Student Loans & Bankruptcies (was Re: creative financing)

Yoshie Furuhashi furuhashi.1 at osu.edu
Sat Apr 21 08:58:57 PDT 2001


Gordon writes:


>Catherine McDonald:
>> I must surely be in the wrong place, if murderers, rapists
>> and pedophiles are defended here.
>
>I think one thing you need to think about is whether you
>merely want to suppress the objectionable acts, or you
>regard the acts as inherent in a certain class of persons.
>Your present language, which being customary may only
>indicate habit rather than conviction, is cast in the
>latter form. But I doubt whether there are classes of
>persons who are intrinsically murderers, rapists, and so
>on, although I agree there might be. If there were, the
>progress of science could surely lead to finding them out as
>children or even in the womb, and we could kill them (or
>"treat" them) in advance -- indeed, there are people who are
>working on projects to do just that.
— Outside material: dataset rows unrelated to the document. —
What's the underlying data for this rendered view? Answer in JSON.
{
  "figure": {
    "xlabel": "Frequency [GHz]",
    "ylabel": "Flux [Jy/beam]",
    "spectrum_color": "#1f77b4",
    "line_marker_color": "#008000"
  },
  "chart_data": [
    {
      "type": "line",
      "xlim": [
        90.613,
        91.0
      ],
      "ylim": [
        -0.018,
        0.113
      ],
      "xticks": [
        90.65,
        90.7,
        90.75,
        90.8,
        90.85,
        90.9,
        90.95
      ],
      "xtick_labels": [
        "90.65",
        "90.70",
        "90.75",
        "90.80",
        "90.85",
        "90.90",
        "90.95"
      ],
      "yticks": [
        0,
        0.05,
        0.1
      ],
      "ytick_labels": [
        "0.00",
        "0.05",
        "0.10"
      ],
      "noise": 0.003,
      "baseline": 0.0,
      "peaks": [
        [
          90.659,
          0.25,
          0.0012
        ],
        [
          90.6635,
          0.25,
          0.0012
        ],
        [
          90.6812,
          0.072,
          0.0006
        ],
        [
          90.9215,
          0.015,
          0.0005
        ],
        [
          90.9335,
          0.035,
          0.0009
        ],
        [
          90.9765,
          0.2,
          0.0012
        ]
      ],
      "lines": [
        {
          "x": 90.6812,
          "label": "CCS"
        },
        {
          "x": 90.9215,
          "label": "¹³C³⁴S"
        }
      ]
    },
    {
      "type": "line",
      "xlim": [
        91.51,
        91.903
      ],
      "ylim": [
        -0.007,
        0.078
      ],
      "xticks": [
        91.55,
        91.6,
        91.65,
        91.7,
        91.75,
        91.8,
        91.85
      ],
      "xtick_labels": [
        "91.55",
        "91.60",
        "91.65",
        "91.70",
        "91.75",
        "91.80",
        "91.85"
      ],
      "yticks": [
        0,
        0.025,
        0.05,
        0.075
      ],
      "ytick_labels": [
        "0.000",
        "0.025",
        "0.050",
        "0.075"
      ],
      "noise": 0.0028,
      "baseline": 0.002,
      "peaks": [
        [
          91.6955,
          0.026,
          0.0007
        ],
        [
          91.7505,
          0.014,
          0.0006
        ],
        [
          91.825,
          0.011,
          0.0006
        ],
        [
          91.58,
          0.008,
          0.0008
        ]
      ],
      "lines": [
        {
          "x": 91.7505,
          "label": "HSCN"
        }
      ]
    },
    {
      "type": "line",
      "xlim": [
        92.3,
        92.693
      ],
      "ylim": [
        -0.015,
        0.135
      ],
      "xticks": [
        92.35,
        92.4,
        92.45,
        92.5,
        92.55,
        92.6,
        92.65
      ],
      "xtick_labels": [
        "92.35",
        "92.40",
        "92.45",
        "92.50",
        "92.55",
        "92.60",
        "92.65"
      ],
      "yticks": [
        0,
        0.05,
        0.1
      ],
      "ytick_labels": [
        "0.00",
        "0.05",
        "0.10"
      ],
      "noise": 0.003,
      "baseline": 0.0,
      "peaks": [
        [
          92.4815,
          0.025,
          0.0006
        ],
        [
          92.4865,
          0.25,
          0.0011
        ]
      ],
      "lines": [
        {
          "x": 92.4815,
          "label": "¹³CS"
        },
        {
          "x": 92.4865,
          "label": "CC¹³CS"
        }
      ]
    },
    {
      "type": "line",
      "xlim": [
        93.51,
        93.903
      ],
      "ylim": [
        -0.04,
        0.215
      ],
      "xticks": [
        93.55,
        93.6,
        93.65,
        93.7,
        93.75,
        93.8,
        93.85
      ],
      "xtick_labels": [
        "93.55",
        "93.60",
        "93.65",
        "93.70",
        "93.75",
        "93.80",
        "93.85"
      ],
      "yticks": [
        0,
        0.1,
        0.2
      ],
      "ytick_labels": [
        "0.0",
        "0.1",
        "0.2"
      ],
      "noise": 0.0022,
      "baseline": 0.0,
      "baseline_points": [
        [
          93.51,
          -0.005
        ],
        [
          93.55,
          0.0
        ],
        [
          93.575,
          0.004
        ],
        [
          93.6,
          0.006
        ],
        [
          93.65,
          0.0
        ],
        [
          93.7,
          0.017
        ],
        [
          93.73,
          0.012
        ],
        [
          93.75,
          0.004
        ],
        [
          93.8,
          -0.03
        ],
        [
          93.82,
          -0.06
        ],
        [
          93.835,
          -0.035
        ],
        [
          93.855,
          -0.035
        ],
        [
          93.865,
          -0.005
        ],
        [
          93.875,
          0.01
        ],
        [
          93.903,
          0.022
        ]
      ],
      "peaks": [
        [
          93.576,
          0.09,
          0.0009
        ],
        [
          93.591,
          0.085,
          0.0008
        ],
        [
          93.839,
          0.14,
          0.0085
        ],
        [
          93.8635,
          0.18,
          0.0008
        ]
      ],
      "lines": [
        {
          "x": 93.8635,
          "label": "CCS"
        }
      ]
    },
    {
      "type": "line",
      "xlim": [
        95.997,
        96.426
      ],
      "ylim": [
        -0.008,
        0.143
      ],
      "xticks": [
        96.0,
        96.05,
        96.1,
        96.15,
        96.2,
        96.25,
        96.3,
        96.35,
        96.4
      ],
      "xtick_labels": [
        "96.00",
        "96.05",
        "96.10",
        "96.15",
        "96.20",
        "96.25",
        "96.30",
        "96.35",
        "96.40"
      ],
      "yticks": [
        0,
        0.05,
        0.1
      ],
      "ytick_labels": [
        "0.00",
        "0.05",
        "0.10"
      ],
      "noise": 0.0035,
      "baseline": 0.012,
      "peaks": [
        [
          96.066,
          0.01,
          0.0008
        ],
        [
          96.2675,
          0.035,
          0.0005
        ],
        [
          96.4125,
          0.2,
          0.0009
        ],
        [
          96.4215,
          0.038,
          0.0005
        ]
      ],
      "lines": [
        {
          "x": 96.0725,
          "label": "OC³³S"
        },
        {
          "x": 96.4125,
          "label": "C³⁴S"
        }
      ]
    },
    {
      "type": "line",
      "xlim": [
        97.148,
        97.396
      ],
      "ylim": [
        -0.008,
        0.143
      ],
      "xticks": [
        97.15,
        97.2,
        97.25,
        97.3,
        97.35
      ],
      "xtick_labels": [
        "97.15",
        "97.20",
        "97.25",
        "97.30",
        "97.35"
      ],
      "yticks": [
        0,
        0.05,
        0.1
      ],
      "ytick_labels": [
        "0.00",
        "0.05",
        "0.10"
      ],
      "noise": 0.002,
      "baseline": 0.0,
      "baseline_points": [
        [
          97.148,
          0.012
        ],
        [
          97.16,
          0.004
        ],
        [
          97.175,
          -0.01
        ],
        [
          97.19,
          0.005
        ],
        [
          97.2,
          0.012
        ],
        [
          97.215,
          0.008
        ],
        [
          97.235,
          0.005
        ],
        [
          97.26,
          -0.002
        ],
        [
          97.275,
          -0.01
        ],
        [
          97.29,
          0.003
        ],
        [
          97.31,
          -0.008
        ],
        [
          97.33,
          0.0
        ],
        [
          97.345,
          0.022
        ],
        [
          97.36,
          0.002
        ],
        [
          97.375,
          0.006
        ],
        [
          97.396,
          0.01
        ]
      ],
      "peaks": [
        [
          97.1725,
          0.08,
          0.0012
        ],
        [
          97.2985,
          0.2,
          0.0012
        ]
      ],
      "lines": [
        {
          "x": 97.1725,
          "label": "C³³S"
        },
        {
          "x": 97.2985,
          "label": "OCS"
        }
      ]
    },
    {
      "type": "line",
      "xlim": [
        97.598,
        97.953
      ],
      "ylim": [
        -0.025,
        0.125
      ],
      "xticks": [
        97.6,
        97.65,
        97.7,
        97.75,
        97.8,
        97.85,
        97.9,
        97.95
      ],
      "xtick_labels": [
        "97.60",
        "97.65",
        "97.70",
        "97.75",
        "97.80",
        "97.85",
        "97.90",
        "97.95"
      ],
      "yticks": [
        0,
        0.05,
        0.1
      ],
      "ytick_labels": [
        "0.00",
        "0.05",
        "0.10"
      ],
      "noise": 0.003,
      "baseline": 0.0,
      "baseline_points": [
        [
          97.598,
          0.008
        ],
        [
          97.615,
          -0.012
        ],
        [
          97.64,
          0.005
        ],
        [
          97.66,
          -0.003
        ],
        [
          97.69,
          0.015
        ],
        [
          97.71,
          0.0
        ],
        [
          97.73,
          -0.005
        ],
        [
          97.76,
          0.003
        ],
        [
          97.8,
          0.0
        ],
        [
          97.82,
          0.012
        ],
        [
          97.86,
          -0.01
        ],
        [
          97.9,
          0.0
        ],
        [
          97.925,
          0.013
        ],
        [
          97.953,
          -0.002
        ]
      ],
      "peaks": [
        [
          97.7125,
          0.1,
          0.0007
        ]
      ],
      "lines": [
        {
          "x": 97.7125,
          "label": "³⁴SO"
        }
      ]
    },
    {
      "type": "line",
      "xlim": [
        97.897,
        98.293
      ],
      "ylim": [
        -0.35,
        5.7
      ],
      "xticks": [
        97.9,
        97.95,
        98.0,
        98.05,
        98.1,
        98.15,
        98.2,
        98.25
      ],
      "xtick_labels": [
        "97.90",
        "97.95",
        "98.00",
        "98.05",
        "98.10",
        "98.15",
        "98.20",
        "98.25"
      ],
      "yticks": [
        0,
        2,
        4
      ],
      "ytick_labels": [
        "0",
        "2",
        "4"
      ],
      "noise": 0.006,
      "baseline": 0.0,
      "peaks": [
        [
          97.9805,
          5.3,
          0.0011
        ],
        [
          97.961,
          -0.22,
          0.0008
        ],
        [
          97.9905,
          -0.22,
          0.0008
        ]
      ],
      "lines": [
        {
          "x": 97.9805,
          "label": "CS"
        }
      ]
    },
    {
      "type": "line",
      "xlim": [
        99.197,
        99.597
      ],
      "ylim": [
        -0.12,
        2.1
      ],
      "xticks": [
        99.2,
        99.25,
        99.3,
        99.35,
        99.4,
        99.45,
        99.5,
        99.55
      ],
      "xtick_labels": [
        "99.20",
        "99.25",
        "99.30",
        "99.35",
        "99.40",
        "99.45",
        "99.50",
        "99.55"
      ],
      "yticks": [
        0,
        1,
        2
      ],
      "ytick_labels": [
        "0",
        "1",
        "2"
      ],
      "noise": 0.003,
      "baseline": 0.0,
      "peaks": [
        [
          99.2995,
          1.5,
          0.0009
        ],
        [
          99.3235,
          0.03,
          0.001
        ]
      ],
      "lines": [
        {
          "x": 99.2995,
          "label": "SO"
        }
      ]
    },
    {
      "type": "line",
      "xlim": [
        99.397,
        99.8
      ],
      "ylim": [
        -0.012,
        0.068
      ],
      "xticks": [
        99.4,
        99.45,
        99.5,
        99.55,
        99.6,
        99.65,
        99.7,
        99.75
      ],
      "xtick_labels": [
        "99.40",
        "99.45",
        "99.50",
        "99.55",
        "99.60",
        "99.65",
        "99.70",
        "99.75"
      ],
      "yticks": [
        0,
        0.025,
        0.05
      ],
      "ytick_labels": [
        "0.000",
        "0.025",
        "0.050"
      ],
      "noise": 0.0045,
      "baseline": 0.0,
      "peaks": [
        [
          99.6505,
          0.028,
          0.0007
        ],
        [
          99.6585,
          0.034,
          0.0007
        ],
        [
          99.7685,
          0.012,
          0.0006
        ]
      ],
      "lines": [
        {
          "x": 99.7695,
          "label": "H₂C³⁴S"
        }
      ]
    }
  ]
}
However, if there are
>not, then we should probably direct our attention towards the
>acts, rather than the persons; and then we will be concerned
>with such questions the conditions under which they occur
>and the history and genealogy of practices which led up to
>them. The three crimes you mention, for instance, are often
>exercises of power against weaker persons, which resonate
>an overarching social organization based upon the same
>principle. That social organization should be questioned
>as an accomplice, should it not?

Let's take pedophilia for example. The majority of child abuses -- including sexual abuses -- in rich nations are committed by family members & acquaintances rather than strangers. This being the case, it certainly makes sense to examine how the mode of production (capitalism) & the mode of reproduction (mainly families) shape each other in such a way to cause child abuses including sexual ones. In the case of poor nations, we must consider how capitalism & imperialism have underdeveloped the periphery & put many nations under perpetual debt servitude to boot; primitive accumulation has dispossessed peasant families, a good number of whom have been forced to sell their children, wittingly or unwittingly, to sex industries; the residual feudal ideology of filial & other obligations to parents & other family members has made many young women to turn to prostitution out of the need to support not just themselves but their families; debt bondage traps many young women into unpaid labor of sexual work; etc. That's the supply side. On the demand side, the combination of sexism & racism makes many men to feel it's perfectly OK to do in poor nations what they won't be able to get away with in rich nations. Focusing upon "the Ted Bundys and Richard Specks" as Catherine does completely obscures the ensemble of social relations that are the main problem here.